(ORDO NEWS) — Scientists conducted a study of sediment cores taken in the Nile Delta and found that agriculture arose in the region about 7,000 years ago.
At first, people were engaged in cattle breeding, and already about 6700 years ago they began to grow cereals.
In the Nile Valley, one of the oldest civilizations arose, the existence of which was largely built around the seasonal floods of the river.
However, the conditions of this region were not always favorable for human habitation. So, in the Nile Valley, there are practically no archaeological sites dating back to the period of about 12,000–8,000 years ago.
In addition, the somewhat older burial site of Jebel Sahaba, which contained numerous remains of people with traumatic injuries, seems to indicate that local residents had to compete fiercely for scarce resources in an era of climate change.
About ten thousand years ago, the Nile Valley was an unsuitable wetland, so the tribes migrating from Western Asia, who were already engaged in a productive economy, occupied the fertile Sahara.
In that era, it was not a desert, but a wet plain with savannah vegetation and sufficient irrigation. Recent palynological studies have shown that the Nile Delta remained uninhabitable for humans until about 7,000 years ago. The oldest Neolithic archaeological sites in this region date back to about 6450-6150 years ago.
Xiaoshuang Zhao from East China Normal University, together with colleagues from Australia, Great Britain, Egypt and China, conducted a study of a sediment core 850 centimeters long, taken in the Egyptian city of Sais (Sa-el-Hagar), in the western part of the Nile Delta.
One of the earliest Egyptian sites of the Neolithic era is located on this territory, so scientists decided to study the development of agriculture in the region using its example.
The researchers found no evidence that people were engaged in agriculture in the Nile Delta more than 7,000 years ago.

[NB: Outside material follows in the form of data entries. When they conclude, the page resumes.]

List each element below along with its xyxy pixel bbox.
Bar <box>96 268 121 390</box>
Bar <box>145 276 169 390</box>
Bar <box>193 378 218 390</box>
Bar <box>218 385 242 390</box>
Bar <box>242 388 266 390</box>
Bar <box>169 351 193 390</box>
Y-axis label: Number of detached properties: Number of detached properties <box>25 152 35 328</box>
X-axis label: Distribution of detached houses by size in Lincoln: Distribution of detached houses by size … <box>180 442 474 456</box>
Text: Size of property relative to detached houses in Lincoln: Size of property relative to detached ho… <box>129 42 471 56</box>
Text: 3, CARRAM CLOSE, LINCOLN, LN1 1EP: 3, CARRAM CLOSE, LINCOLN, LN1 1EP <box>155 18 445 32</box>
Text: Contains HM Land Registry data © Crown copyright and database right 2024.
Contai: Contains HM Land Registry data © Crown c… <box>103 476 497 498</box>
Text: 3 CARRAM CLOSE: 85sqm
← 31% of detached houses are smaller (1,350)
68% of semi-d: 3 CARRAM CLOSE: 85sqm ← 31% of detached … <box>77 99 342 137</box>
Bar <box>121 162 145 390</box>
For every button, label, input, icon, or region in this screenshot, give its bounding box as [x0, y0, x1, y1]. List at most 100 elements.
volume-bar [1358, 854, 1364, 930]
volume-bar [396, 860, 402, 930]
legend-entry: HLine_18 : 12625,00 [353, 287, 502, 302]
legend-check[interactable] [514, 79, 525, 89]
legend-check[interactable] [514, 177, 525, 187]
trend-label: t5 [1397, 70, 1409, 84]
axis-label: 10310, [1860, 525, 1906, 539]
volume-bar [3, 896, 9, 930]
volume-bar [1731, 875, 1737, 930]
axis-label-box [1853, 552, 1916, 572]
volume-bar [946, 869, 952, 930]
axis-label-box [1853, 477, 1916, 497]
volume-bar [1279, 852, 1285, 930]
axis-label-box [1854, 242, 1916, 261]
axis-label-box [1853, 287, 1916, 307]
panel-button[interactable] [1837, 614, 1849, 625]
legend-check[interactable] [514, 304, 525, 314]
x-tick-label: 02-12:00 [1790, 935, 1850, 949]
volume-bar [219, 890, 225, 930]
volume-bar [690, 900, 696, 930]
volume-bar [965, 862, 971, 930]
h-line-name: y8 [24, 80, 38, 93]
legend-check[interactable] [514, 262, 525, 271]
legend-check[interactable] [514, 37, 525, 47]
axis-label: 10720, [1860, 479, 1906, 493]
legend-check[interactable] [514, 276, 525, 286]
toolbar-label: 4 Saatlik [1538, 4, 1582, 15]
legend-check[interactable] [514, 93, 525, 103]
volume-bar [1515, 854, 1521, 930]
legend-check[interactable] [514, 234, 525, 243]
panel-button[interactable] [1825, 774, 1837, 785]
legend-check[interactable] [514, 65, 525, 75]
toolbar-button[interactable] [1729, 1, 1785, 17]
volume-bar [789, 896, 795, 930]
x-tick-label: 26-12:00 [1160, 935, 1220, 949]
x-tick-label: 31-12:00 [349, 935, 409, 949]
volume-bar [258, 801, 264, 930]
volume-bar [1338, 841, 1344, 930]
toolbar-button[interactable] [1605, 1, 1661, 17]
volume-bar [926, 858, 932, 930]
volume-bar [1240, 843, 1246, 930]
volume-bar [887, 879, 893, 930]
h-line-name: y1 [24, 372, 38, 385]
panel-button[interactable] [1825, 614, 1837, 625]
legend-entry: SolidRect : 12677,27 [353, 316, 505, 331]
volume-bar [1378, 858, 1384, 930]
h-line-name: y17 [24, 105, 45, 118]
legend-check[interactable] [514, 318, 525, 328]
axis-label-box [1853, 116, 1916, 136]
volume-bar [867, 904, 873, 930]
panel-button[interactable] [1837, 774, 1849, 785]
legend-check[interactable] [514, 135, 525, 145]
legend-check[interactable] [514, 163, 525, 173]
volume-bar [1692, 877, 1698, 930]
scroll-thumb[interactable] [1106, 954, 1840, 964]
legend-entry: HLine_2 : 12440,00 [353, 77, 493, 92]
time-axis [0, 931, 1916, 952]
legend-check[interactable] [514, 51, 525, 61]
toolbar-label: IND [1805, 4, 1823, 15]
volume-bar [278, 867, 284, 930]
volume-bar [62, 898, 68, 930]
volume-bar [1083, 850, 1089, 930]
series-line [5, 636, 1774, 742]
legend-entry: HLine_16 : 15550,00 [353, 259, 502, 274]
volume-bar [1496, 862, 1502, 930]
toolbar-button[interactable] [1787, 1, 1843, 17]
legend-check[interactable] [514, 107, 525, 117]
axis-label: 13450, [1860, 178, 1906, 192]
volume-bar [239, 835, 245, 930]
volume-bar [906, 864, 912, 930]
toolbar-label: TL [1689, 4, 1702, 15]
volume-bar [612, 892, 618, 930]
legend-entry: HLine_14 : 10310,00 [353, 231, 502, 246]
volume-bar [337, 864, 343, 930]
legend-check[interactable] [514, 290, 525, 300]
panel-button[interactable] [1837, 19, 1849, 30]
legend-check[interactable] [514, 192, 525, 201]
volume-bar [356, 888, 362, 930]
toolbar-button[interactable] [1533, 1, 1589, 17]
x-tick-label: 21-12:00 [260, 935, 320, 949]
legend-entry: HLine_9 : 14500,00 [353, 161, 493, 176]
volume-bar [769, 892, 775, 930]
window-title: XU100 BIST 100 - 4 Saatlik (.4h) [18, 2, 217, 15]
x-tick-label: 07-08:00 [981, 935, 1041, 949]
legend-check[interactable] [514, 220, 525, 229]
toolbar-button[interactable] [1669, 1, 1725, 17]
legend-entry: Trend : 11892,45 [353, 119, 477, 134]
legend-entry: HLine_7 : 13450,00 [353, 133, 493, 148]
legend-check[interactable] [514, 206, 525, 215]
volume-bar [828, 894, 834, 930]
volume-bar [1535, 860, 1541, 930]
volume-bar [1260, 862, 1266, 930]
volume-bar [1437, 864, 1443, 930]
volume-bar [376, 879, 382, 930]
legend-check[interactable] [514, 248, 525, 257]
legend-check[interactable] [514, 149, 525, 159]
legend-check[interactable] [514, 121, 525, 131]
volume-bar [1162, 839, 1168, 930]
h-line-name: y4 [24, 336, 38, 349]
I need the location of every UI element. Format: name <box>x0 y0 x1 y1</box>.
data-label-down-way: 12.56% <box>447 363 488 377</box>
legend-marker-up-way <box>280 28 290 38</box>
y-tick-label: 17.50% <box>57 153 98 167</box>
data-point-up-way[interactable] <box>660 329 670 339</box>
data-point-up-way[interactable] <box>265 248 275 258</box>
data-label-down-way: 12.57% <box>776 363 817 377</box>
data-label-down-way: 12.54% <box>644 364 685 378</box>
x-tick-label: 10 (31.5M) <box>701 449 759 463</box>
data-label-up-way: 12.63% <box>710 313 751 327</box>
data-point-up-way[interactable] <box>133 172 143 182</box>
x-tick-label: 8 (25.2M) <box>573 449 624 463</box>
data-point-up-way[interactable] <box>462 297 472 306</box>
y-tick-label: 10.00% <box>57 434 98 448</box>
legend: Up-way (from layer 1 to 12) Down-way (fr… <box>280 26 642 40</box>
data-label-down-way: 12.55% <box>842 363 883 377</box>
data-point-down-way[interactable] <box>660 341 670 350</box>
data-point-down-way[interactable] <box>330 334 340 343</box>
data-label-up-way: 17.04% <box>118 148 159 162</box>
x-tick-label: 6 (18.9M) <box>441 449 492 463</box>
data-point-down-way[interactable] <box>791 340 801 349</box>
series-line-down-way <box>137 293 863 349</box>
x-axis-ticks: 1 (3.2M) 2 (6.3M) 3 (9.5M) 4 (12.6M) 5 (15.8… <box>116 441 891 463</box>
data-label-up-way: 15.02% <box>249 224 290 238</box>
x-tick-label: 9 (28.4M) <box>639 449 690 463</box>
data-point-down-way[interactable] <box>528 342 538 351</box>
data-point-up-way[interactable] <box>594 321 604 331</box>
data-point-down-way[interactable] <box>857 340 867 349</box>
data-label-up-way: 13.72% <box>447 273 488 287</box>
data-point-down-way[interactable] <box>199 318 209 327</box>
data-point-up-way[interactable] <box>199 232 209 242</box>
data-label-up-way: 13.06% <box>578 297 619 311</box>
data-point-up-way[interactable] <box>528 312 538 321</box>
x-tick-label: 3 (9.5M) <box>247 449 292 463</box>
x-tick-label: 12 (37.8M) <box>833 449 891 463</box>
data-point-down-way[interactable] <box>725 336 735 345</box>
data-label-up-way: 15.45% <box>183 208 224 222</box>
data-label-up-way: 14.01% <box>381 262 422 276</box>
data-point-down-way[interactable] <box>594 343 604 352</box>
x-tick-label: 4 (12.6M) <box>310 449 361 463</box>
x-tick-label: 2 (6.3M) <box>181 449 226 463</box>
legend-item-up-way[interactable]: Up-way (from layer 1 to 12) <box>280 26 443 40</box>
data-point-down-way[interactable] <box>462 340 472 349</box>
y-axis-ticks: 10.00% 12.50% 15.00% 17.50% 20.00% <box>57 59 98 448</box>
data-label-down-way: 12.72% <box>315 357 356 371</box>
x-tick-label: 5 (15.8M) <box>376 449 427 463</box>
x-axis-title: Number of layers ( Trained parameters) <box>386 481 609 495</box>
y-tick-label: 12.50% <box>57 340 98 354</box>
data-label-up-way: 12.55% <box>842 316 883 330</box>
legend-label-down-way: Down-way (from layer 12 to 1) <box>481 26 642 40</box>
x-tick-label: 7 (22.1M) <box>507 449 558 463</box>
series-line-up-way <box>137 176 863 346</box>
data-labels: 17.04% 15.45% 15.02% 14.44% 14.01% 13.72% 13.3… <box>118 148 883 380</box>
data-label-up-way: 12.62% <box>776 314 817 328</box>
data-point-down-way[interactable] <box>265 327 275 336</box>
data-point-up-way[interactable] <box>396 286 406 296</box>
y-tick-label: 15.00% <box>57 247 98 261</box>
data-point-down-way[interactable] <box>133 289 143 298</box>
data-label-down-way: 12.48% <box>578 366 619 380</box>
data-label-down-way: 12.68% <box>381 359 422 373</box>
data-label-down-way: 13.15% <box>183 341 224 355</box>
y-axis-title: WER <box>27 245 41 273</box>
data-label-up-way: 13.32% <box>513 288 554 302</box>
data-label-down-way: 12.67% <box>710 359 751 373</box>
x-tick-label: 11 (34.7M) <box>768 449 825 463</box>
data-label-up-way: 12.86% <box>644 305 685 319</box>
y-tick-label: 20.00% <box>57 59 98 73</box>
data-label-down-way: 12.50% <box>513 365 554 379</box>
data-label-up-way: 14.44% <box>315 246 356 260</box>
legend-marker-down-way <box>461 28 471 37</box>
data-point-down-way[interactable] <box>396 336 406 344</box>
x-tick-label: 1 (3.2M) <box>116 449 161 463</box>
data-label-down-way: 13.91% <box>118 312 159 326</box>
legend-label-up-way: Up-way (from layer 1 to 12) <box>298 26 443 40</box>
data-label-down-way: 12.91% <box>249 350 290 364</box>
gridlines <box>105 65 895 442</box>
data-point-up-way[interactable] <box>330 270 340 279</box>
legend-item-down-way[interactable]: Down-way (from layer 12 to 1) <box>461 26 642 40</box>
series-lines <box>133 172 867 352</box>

However, from about this time, a large amount of dung and animal hair remains appeared in the sediments, which seems to be associated with the beginning of grazing by herd animals.
It is possible that local residents also continued to hunt primitive bulls (Bos primigenius), which, in particular, is indicated by the bones of this wild animal found.
After about 300 years, that is, about 6700 years ago, pollen of cereals (Poaceae) appeared in the sediments, the grain size of which exceeds 35–40 micrometers.
This indicator usually reflects the beginning of the cultivation of cultivated plants, since pollen from wild grasses is usually smaller. The advent of agriculture probably led to the gradual decline in the importance of pastoralism in the region.
The development of agriculture is also indicated by an increase in the amount of charcoal microparticles – evidence of paleofires, which could be a consequence of the expansion of arable land due to demographic growth.
It is noteworthy that the researchers also managed to find the remains of flax (Linum), which, apparently, was already grown by the first settlers.